ISIS in Libya
An Islamic State group supporter in a photo claimed to be taken in Benghazi, Libya, January 2015. Cyrenaica Media Office/Islamic State group

The fight against the Islamic State group has been concentrated so far in Iraq and Syria, but now the conflict has officially expanded to new theaters, in Libya and Egypt’s Sinai peninsula. The extremist group’s growing presence in North Africa is forcing the creation of a new coalition, and the country that probably will be at its forefront, Egypt, carried out Monday its first round of airstrikes against Libyan targets.

Intended as retaliation for the beheading of 21 Egyptian Christian captives shown in the latest ISIS video -- the first allegedly filmed outside its self-declared caliphate in Iraq and Syria -- two sets of airstrikes hit targets in Derna, a port city serving as ISIS headquarters in Libya.

On Monday, Egypt and France called for an emergency United Nations Security Council meeting to discuss the situation in Libya and measures to combat ISIS militants there. Earlier this year, French President François Hollande said he was willing to carry out a bombing campaign in Libya to “contain the terrorism that took refuge there.”

But that may come as a relief to the group also known as ISIS. It may even be what it wants.

"Opening a new, broad front in Libya could relieve pressure on the Islamic State in Iraq and Syria,” said Andrew Engel, an Africa analyst and author of the Washington Institute study "Libya as a Failed State: Causes, Consequences, Options." “They are trying to force the international community's hand."

ISIS now threatens to cross the Mediterranean and strike Italy next; an ISIS executioner in the video released Sunday pointed his knife to the north, announcing Rome would be next. Italian Defense Minister Roberta Pinotti announced her government was ready to send thousands of soldiers to Libya, a former Italian colony. But Prime Minister Matteo Renzi quickly backtracked, saying that there would be no unilateral Italian move without an international mandate.

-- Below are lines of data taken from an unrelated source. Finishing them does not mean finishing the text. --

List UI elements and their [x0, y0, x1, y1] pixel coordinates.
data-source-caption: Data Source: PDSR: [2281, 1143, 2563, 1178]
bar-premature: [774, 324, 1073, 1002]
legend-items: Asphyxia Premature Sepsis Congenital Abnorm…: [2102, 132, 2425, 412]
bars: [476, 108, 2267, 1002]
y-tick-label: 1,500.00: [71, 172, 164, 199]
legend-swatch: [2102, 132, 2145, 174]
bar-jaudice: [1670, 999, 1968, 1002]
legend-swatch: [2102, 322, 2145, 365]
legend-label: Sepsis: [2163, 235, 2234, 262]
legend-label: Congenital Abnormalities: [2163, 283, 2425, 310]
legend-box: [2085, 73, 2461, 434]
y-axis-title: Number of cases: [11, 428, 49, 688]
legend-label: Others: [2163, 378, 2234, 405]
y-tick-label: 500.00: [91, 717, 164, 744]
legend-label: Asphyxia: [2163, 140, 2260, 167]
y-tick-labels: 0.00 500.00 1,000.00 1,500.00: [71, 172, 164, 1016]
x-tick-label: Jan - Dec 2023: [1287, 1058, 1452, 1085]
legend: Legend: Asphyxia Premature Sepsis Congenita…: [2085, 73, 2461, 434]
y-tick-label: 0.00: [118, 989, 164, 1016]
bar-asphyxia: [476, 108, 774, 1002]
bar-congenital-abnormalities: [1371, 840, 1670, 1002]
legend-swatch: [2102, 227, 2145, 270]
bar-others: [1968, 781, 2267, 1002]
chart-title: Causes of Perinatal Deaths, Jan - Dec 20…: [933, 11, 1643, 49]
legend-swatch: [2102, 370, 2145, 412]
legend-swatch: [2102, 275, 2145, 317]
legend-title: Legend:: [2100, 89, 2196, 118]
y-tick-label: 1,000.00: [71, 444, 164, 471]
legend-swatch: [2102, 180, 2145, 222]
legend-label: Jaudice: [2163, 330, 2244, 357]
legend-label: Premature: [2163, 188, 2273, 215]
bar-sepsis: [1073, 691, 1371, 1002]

For now, Egyptian President Abdel Fattah el-Sisi is charging alone against the Libyan branch of ISIS, and may soon find himself embroiled in Libya’s chaotic civil war -- yet with an agenda differing from Europe’s.

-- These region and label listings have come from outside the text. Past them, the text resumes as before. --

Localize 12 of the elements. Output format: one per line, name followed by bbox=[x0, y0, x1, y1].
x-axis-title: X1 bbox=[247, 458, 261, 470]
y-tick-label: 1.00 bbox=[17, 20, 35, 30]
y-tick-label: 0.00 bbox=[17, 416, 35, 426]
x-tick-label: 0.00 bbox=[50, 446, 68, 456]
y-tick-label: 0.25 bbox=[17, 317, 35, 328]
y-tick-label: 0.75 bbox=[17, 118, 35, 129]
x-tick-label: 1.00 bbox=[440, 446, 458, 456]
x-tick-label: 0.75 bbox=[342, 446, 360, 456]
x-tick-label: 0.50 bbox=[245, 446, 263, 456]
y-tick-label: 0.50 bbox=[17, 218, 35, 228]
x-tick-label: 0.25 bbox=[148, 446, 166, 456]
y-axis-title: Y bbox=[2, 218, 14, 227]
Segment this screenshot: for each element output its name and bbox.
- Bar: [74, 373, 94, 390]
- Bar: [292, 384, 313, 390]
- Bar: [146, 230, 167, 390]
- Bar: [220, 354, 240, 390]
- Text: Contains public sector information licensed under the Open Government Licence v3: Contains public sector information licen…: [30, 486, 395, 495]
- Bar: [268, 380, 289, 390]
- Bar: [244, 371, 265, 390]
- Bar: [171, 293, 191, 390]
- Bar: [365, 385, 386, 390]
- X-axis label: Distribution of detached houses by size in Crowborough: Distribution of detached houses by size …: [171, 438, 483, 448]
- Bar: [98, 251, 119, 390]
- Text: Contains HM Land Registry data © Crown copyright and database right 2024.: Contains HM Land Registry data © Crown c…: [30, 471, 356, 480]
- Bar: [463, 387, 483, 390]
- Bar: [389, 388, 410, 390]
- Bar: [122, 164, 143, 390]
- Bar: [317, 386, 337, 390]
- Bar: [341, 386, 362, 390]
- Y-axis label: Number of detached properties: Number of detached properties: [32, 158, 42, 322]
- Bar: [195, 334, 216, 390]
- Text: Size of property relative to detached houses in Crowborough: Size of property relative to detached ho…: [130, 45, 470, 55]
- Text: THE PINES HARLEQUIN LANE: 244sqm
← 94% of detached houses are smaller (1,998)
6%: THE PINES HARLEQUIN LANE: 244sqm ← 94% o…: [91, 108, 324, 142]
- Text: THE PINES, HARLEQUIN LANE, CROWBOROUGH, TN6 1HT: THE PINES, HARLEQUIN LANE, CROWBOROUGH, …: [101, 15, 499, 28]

“Egyptian intervention is very worrisome,” said Arturo Varvelli, a Libya expert and research fellow at the Italian Institute for Political Studies, where he heads the terrorism program. “Al Sisi has Islamist enemies that he identifies in a very different way from us.”

Sisi has warned that the Libyan civil war poses a threat to Egypt since he took power in 2013, ousting President Mohammed Morsi and his Muslim Brotherhood backers. The Brotherhood may find support next door in Libya, where two alliances are vying for power: One is the General National Congress, based in Tripoli and made up of Islamist militants aligned with an extremist movement called Libyan Dawn. The other is based in Tobruk, in the far east of the country near the Egyptian border, and stems from the government elected in 2014. It is supported by Gen. Khalifa Hifter’s militias, which are fighting against Islamist radicals and enjoy Egyptian support. Libyan Dawn seized Tripoli, the capital, during the summer and announced its own government, increasing Sisi’s fears that the Islamist movement would support Egypt’s Brotherhood.

On Monday, Hifter’s forces in Tobruk called on the international community to intervene against both ISIS and Ansar al-Sharia, a jihadist group with ties to al Qaeda. Intervention to root out jihadists could help Hifter fight the militants on the ground, but it may backfire.

“ISIS competes with Ansar al-Sharia, but if Western troops intervene it would easy for them to become allies,” Varvelli said. “This holds true even when the intervention comes from al Sisi.”

What may bring that intervention closer despite the risks is that ISIS has never been closer to Europe. Italian officials have already expressed concern in recent months that boats laden with migrants coming from Libya could also harbor jihadi stowaways.

"We have been discussing this for months, but now it has become urgent," Pinotti told Italian media. "The risk is imminent, we cannot wait any longer. Italy has national defense needs and cannot have a caliphate ruling across the shores from us.”

The Italian approach has, so far, been more nuanced than France’s. Helped by the presence of an ambassador in the country, even after most other nations had evacuated their diplomats, the Italian government gained a reputation as a trusted partner for both the Tobruk government and the rebels installed in Tripoli.

“Italy has in fact been following a policy of mediation between the two sides in Libya,” Varvelli said. Now that the Italian Embassy has been evacuated too, the last diplomatic link between Libya and the West has been severed, and the possibility of military action draws closer.